Components the UMBRAGE project has borrowed from include keyloggers; tools for capturing passwords and webcam imagery; data-destruction tools; components for gaining escalated privileges on a machine and maintaining stealth and persistent presence; and tools for bypassing anti-virus detection.
Some of the techniques UMBRAGE has borrowed come from commercially available tools. The documents mention Dark Comet, a well-known remote access trojan, or RAT, which can capture screenshots and keystrokes and grab webcam imagery, among other things. The French programmer who created Dark Comet stopped distributing it after stories emerged that the Syrian government was using it to spy on dissidents. Another tool UMBRAGE highlights is RawDisk, a tool made by the commercial software company Eldos, which contains drivers that system administrators can use to securely delete information from hard drives.
But legitimate tools are often used by hackers for illegitimate purposes, and RawDisk is no different. It played a starring role in the Sony hack in 2014, where the attackers used it to wipe data from Sony’s servers.
It was partly the use of RawDisk that led forensic investigators to attribute the Sony hack to North Korea. That’s because RawDisk had been previously used in 2011 “Dark Seoul” hack attacks that wiped the hard drives and master boot records of three banks and two media companies in South Korea. South Korea blamed the attack on North Korea and China. But RawDisk was also used in the destructive Shamoon attack in 2012 that wiped data from 30,000 systems at Saudi Aramco. That attack wasn’t attributed to North Korea, however; instead U.S. officials attributed it to Iran.
All of this highlights how murky attribution can be, particularly when focused only on the tools or techniques a group uses, and how the CIA is not doing anything different than other groups in borrowing tools and techniques.
“Everything they’re referencing [in the CIA documents] is extremely public code, which means the Russians are grabbing the same snippets and the Chinese are grabbing them and the U.S. is grabbing,” says Graham. “So they’re all grabbing the same snippets of code and then they’re making their changes to it.”
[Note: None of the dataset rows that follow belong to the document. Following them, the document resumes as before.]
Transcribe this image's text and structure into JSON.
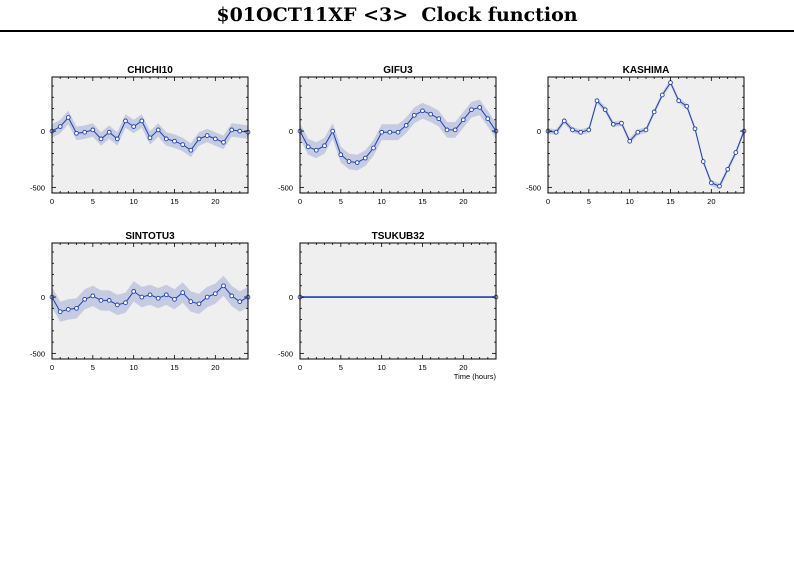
{
  "page": {
    "title": "$01OCT11XF <3>  Clock function"
  },
  "colors": {
    "line": "#1f3fb5",
    "band": "#c5cbe0",
    "panel_bg": "#efefef",
    "axis": "#000000"
  },
  "chart_data": [
    {
      "type": "line",
      "title": "CHICHI10",
      "xlabel": "",
      "ylabel": "",
      "xlim": [
        0,
        24
      ],
      "ylim": [
        -550,
        480
      ],
      "xticks": [
        0,
        5,
        10,
        15,
        20
      ],
      "yticks": [
        -500,
        0
      ],
      "series": [
        {
          "x": [
            0,
            1,
            2,
            3,
            4,
            5,
            6,
            7,
            8,
            9,
            10,
            11,
            12,
            13,
            14,
            15,
            16,
            17,
            18,
            19,
            20,
            21,
            22,
            23,
            24
          ],
          "y": [
            0,
            40,
            120,
            -20,
            -10,
            10,
            -70,
            -10,
            -70,
            90,
            40,
            90,
            -60,
            10,
            -70,
            -90,
            -120,
            -170,
            -70,
            -40,
            -70,
            -100,
            10,
            0,
            -10
          ],
          "band": 60
        }
      ]
    },
    {
      "type": "line",
      "title": "GIFU3",
      "xlabel": "",
      "ylabel": "",
      "xlim": [
        0,
        24
      ],
      "ylim": [
        -550,
        480
      ],
      "xticks": [
        0,
        5,
        10,
        15,
        20
      ],
      "yticks": [
        -500,
        0
      ],
      "series": [
        {
          "x": [
            0,
            1,
            2,
            3,
            4,
            5,
            6,
            7,
            8,
            9,
            10,
            11,
            12,
            13,
            14,
            15,
            16,
            17,
            18,
            19,
            20,
            21,
            22,
            23,
            24
          ],
          "y": [
            0,
            -140,
            -170,
            -130,
            0,
            -210,
            -270,
            -280,
            -240,
            -150,
            -10,
            -10,
            -10,
            50,
            140,
            180,
            150,
            110,
            10,
            10,
            100,
            190,
            210,
            110,
            0
          ],
          "band": 70
        }
      ]
    },
    {
      "type": "line",
      "title": "KASHIMA",
      "xlabel": "",
      "ylabel": "",
      "xlim": [
        0,
        24
      ],
      "ylim": [
        -550,
        480
      ],
      "xticks": [
        0,
        5,
        10,
        15,
        20
      ],
      "yticks": [
        -500,
        0
      ],
      "series": [
        {
          "x": [
            0,
            1,
            2,
            3,
            4,
            5,
            6,
            7,
            8,
            9,
            10,
            11,
            12,
            13,
            14,
            15,
            16,
            17,
            18,
            19,
            20,
            21,
            22,
            23,
            24
          ],
          "y": [
            0,
            -10,
            90,
            10,
            -10,
            10,
            270,
            190,
            60,
            70,
            -90,
            -10,
            10,
            170,
            320,
            430,
            270,
            220,
            20,
            -270,
            -460,
            -490,
            -340,
            -190,
            0
          ],
          "band": 25
        }
      ]
    },
    {
      "type": "line",
      "title": "SINTOTU3",
      "xlabel": "",
      "ylabel": "",
      "xlim": [
        0,
        24
      ],
      "ylim": [
        -550,
        480
      ],
      "xticks": [
        0,
        5,
        10,
        15,
        20
      ],
      "yticks": [
        -500,
        0
      ],
      "series": [
        {
          "x": [
            0,
            1,
            2,
            3,
            4,
            5,
            6,
            7,
            8,
            9,
            10,
            11,
            12,
            13,
            14,
            15,
            16,
            17,
            18,
            19,
            20,
            21,
            22,
            23,
            24
          ],
          "y": [
            0,
            -130,
            -110,
            -100,
            -20,
            10,
            -30,
            -30,
            -70,
            -50,
            50,
            0,
            20,
            -10,
            20,
            -20,
            40,
            -40,
            -60,
            0,
            30,
            100,
            10,
            -40,
            0
          ],
          "band": 90
        }
      ]
    },
    {
      "type": "line",
      "title": "TSUKUB32",
      "xlabel": "Time (hours)",
      "ylabel": "",
      "xlim": [
        0,
        24
      ],
      "ylim": [
        -550,
        480
      ],
      "xticks": [
        0,
        5,
        10,
        15,
        20
      ],
      "yticks": [
        -500,
        0
      ],
      "series": [
        {
          "x": [
            0,
            24
          ],
          "y": [
            0,
            0
          ],
          "band": 0
        }
      ]
    }
  ]
}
The CIA documents do talk elsewhere about using techniques to thwart forensic investigators and make it hard to attribute attacks and tools to the CIA. But the methods discussed are simply proper operational security techniques that any nation-state attackers would be expected to use in covert operations they don’t want attributed to them. The Intercept wasn’t able to find documents within the WikiLeaks cache that talk about tricking forensic investigators into attributing attacks to Russia. Instead, they discuss do’s and don’ts of tradecraft, such as encrypting strings and configuration data in malware to prevent someone from reverse engineering the code, or removing file compilation timestamps to prevent investigators from making correlations between compilation times and the working hours of CIA hackers in the U.S.
Researchers at anti-virus firms often use compilation times to determine where a malware’s creators might be located geographically if their files are consistently compiled during work hours that are distinctive to a region. For example, tools believed to have been created in Israel have shown compilation times on Sunday, which is a normal workday in Israel.
The bottom line with the CIA data dump released by WikiLeaks is that journalists and others should take care to examine statements made around it to ensure that they’re reporting accurately on the contents.